Assertion error when running on different machines
Issue description
Whenever I try to run Pilgrim to trace a MPI program running on a local machine, I have no issue. However, once I try to run it on another machine, I get the following issue:
src/pilgrim_mpi_objects.c:172: create_request_id: Assertion 'entry == NULL' failed.
Steps to reproduce
I'm using mpich 4.0.2, and the latest version of Pilgrim. I have two nodes available, localnode and remotenode
mpirun -np N --host localnode,remotenode -LD_PRELOAD <path to libpilgrim.so> <my executable> yields the aforementioned error as soon as N is greater than 1. If I remove the remote node, I can get N as big as I want it to be.
Possible fix
The mentionned line is the following:
int create_request_id(MPI_Request *req, bool from_universal_pool, int func_id, int src_or_dst, int tag, int comm) {
if(req==NULL || *req == MPI_REQUEST_NULL)

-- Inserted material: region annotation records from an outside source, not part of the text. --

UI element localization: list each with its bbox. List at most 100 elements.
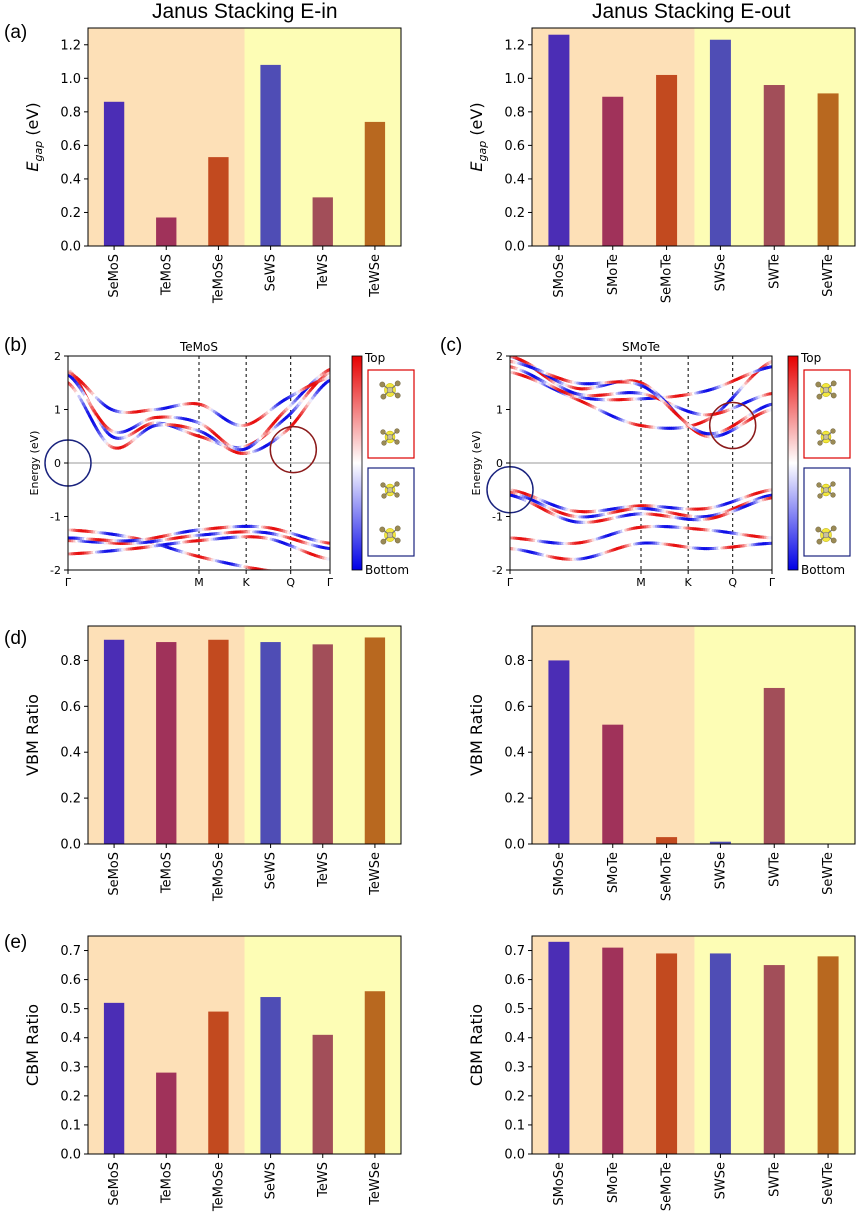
x-tick-label: M [636,576,646,589]
bar-SeWS [260,642,281,844]
y-tick-label: 0.4 [60,746,81,761]
atom [830,537,837,544]
y-tick-label: -2 [50,564,61,577]
chart-e-left: SeMoS TeMoS TeMoSe SeWS TeWS TeWSe 0.0 0.1 0.2 0.… [23,935,402,1212]
y-tick-label: 0.0 [60,838,81,853]
x-tick-label: TeWS [316,1162,331,1198]
y-tick-label: 0.0 [504,838,525,853]
y-tick-label: 0.1 [504,1118,525,1133]
y-tick-label: -2 [492,564,503,577]
inset-top-upper-structure [379,380,401,400]
atom [816,538,823,545]
atom [816,482,822,488]
y-axis-label: VBM Ratio [467,694,486,776]
metal-atom [386,531,394,539]
highlight-circle-top [269,425,318,474]
bar-SeMoS [103,639,125,844]
x-tick-label: SMoSe [552,852,567,896]
x-tick-label: SeWS [264,1162,279,1199]
x-tick-label: Q [728,576,737,589]
atom [830,439,836,445]
chart-band-c: SMoTe -2 -1 0 1 2 Γ M K Q Γ Energy (eV) Top Bottom [470,340,851,589]
y-axis-label: Egap (eV) [23,102,45,171]
bar-SeWS [260,64,281,247]
y-tick-label: 0.2 [504,792,525,807]
x-tick-label: SeWTe [821,1162,836,1205]
y-tick-label: 0.5 [504,1002,525,1017]
y-tick-label: 0.6 [504,700,525,715]
bar-SMoSe [548,660,570,844]
metal-atom [386,386,394,394]
metal-atom [387,434,393,440]
y-tick-label: 0.7 [504,944,525,959]
atom [394,525,401,532]
chart-d-left: SeMoS TeMoS TeMoSe SeWS TeWS TeWSe 0.0 0.2 0.4 0.… [23,625,402,902]
y-tick-label: 0.6 [504,139,525,154]
atom [381,493,387,499]
axes-frame [531,27,856,247]
x-tick-label: SMoTe [606,1162,621,1203]
x-tick-label: Γ [327,576,334,589]
x-tick-label: TeMoSe [211,254,226,304]
x-tick-label: SeWS [264,852,279,889]
axes-frame [87,27,402,247]
atom [394,481,400,487]
atom [830,380,837,387]
y-tick-label: 0.8 [504,105,525,120]
x-tick-label: SWTe [767,852,782,887]
x-tick-label: SeMoTe [660,254,675,303]
y-tick-label: 1.2 [60,38,81,53]
y-tick-label: 0.6 [60,139,81,154]
colorbar-top-label: Top [364,351,385,365]
y-tick-label: 0.8 [60,105,81,120]
y-tick-label: -1 [492,511,503,524]
y-tick-label: 0.0 [504,240,525,255]
x-tick-label: SWTe [767,254,782,289]
y-tick-label: 0.2 [60,792,81,807]
bar-TeMoSe [208,157,229,246]
x-tick-label: SMoTe [606,852,621,893]
x-tick-label: SWSe [713,254,728,291]
bar-SWSe [709,953,731,1154]
colorbar [351,355,363,571]
y-tick-label: 1.0 [504,72,525,87]
y-tick-label: 0.4 [504,746,525,761]
x-tick-label: TeMoSe [211,852,226,902]
colorbar-bottom-label: Bottom [365,563,409,577]
y-tick-label: 0.1 [60,1118,81,1133]
x-tick-label: SMoSe [552,254,567,298]
x-tick-label: M [194,576,204,589]
panel-label-d: (d) [4,628,28,649]
bar-SMoTe [602,724,624,844]
x-tick-label: TeWS [316,852,331,888]
axes-frame [531,935,856,1155]
chart-a-left: SeMoS TeMoS TeMoSe SeWS TeWS TeWSe 0.0 0.2 0.4 0.… [23,27,402,304]
bar-SWTe [763,687,785,844]
header-e-out: Janus Stacking E-out [592,0,791,23]
y-tick-label: 0.0 [504,1148,525,1163]
chart-d-right: SMoSe SMoTe SeMoTe SWSe SWTe SeWTe 0.0 0.2 0.4 0.… [467,625,856,901]
y-tick-label: 0.4 [504,172,525,187]
atom [380,393,387,400]
colorbar-bottom-label: Bottom [801,563,845,577]
x-tick-label: TeWS [316,254,331,290]
band-title: TeMoS [179,340,218,354]
metal-atom [387,487,393,493]
x-tick-label: Γ [769,576,776,589]
bar-TeMoS [156,217,177,246]
band-title: SMoTe [622,340,660,354]
inset-top-frame [367,369,415,459]
y-tick-label: 0.5 [60,1002,81,1017]
y-tick-label: 0.3 [504,1060,525,1075]
inset-top-upper-structure [815,380,837,400]
x-tick-label: SWSe [713,852,728,889]
y-tick-label: 0.6 [504,973,525,988]
y-axis-label: Energy (eV) [28,431,41,496]
atom [815,381,822,388]
y-tick-label: 2 [496,350,503,363]
band-lines [510,356,772,570]
x-tick-label: SeWTe [821,852,836,895]
bar-SeWTe [817,93,839,247]
y-tick-label: 0.7 [60,944,81,959]
atom [816,429,822,435]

return invalid_request_id;
RequestHash *entry = request_hash_entry(req);
assert(entry == NULL); // <- this one
I've removed this assertion, and so far I've seen nothing weird happening. I have no idea as to whether that assertion is important.
Hi @khatharsis42 can you try tracing different applications to see if you get the same error? And is it possible to share your code so I can debug?
I'm using Pilgrim to trace a few mini-apps, and I've seen that particular bug when tracing AMG and Lulesh (once I use enough MPI processes, no problem with 8 but the bug appears when using 27). Interestingly, I've had no issue with Kripke.
Thanks. I'll test AMG and get back to you.